A dose of strategic realism? Or how a strike-fund can be effective

A dose of strategic realism? Or how a strike-fund can be effective

Taking into consideration all the discussed above, the appropriate strategic question is the following one: if a strike-fund appears to be an organizational instrument that can help workers to improve considerably their working conditions at the workplace and enhance their class power collectively, why are not other trade unions making use of it too?


Is capitalism built through class oppression? Of course. Although it seems that as we keep talking about how things are so bad, even, about how worse they are getting with the rise of proto-fascist governments across the world – despite all these (new?) phenomena – it is obvious that nothing is really changing, or at least in our favor. To such pessimist answer, we should dare to make a provocative extension and state the following: yes, capitalism is disgustingly built by putting us against each other but WITH OUR INVOLVEMENT, with us being necessary accomplices of its hegemony and of its ugly transformation.
To our mind, we need to start changing our object of attention and acknowledge that capitalism is ALSO the expression of labor’s incapacity to organize and strike back effectively. We should be more self-critical, which does not mean self-destructive and start trying new things. Don’t you feel we have had enough of compassion and that it is already the time for a recalcitrant dose of strategic realism? But when we talk about new “things”, new “methods”, we are not talking about “original” or “utterly new” forms of class struggle – as some may prefer to believe they do exist outside history –, but instead we conceive them as basic forms of class organization and solidarity that perhaps, in the right context and dose, can unfold a set of new events that surface underlying contradictions. To our mind, as it stands now, right-wing class movements are making “goals” while the radical-left remains in a sort of state of confusion, an impasse, in which the time is running against us.

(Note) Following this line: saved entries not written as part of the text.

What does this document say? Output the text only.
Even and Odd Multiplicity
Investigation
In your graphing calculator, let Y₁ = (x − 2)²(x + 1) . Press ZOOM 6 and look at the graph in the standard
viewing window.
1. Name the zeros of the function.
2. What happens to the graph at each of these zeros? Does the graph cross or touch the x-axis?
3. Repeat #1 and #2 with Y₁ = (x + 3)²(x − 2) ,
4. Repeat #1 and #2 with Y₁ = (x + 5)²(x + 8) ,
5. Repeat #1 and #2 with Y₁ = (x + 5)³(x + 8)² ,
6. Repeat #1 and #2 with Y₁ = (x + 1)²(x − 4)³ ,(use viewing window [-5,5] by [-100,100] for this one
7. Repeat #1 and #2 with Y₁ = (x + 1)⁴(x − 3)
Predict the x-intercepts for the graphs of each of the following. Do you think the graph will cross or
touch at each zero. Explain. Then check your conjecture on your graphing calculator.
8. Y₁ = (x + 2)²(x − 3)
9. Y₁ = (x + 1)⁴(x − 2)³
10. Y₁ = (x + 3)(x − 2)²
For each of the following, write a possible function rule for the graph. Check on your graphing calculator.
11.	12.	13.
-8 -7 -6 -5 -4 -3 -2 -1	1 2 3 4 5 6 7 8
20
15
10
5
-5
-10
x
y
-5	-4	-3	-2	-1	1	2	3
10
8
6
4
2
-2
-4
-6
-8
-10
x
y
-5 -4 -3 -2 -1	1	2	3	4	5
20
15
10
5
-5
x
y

In such apparently gloomy landscape, and after seeing how European workers and class organizations have not managed to build effective transnational solidarity structures and discourses to counter-fight austerity and neoliberal regulation since 2008, a little country – Euskal Herria – in the Spanish state has provided us with renewed hopes. But these are not hopes of the kind in which the world is going to change to the much better very soon, but more realistically, that from the standpoint of an average Basque worker, there are some few things that one can do in order to make a step forward, no matter how small, but still, a step forward. A sort of successful incursion in a context of guerrilla-warfare perhaps?

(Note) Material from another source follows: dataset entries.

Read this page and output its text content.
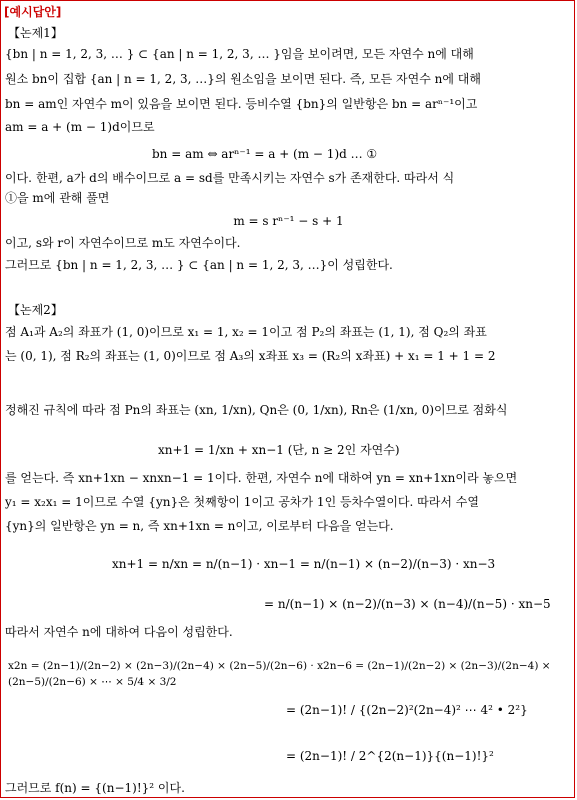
[예시답안]
【논제1】
{bn | n = 1, 2, 3, … } ⊂ {an | n = 1, 2, 3, … }임을 보이려면, 모든 자연수 n에 대해
원소 bn이 집합 {an | n = 1, 2, 3, …}의 원소임을 보이면 된다. 즉, 모든 자연수 n에 대해
bn = am인 자연수 m이 있음을 보이면 된다. 등비수열 {bn}의 일반항은 bn = arⁿ⁻¹이고
am = a + (m − 1)d이므로
bn = am ⇔ arⁿ⁻¹ = a + (m − 1)d … ①
이다. 한편, a가 d의 배수이므로 a = sd를 만족시키는 자연수 s가 존재한다. 따라서 식
①을 m에 관해 풀면
m = s rⁿ⁻¹ − s + 1
이고, s와 r이 자연수이므로 m도 자연수이다.
그러므로 {bn | n = 1, 2, 3, … } ⊂ {an | n = 1, 2, 3, …}이 성립한다.
【논제2】
점 A₁과 A₂의 좌표가 (1, 0)이므로 x₁ = 1, x₂ = 1이고 점 P₂의 좌표는 (1, 1), 점 Q₂의 좌표
는 (0, 1), 점 R₂의 좌표는 (1, 0)이므로 점 A₃의 x좌표 x₃ = (R₂의 x좌표) + x₁ = 1 + 1 = 2
정해진 규칙에 따라 점 Pn의 좌표는 (xn, 1/xn), Qn은 (0, 1/xn), Rn은 (1/xn, 0)이므로 점화식
xn+1 = 1/xn + xn−1 (단, n ≥ 2인 자연수)
를 얻는다. 즉 xn+1xn − xnxn−1 = 1이다. 한편, 자연수 n에 대하여 yn = xn+1xn이라 놓으면
y₁ = x₂x₁ = 1이므로 수열 {yn}은 첫째항이 1이고 공차가 1인 등차수열이다. 따라서 수열
{yn}의 일반항은 yn = n, 즉 xn+1xn = n이고, 이로부터 다음을 얻는다.
xn+1 = n/xn = n/(n−1) · xn−1 = n/(n−1) × (n−2)/(n−3) · xn−3
= n/(n−1) × (n−2)/(n−3) × (n−4)/(n−5) · xn−5
따라서 자연수 n에 대하여 다음이 성립한다.
x2n = (2n−1)/(2n−2) × (2n−3)/(2n−4) × (2n−5)/(2n−6) · x2n−6 = (2n−1)/(2n−2) × (2n−3)/(2n−4) × (2n−5)/(2n−6) × ⋯ × 5/4 × 3/2
= (2n−1)! / {(2n−2)²(2n−4)² ⋯ 4² • 2²}
= (2n−1)! / 2^{2(n−1)}{(n−1)!}²
그러므로 f(n) = {(n−1)!}² 이다.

More concretely, Euskal Langileen Alkartasuna (ELA), the largest and most representative trade union in the Basque Country, is a class organisation that, and from a position of ‘counter-power’, has sought to build organisational strength vis-à-vis the employers, the government and conservative unions, through the empowerment of its rank-and-file, predominantly, in collective bargaining and industrial conflict processes. Since the mid-1990s it opted to leave aside the historical turn that the rest of social-democratic unions were taking across the western world: to change from a position that seeks greater working conditions to that of conformism and micro-corporatism. A corporatist logic makes us think that the worse is to come and yet that it is better not to trigger the conflict, so we buy-into the enemy’s discourse and believe that by lowering the standards may be the explosion will put off. Ironically, such very strategy undermines all the conditions that once were gained and, at the same time, makes such actors to the eyes of the rest as accomplices of the course of history.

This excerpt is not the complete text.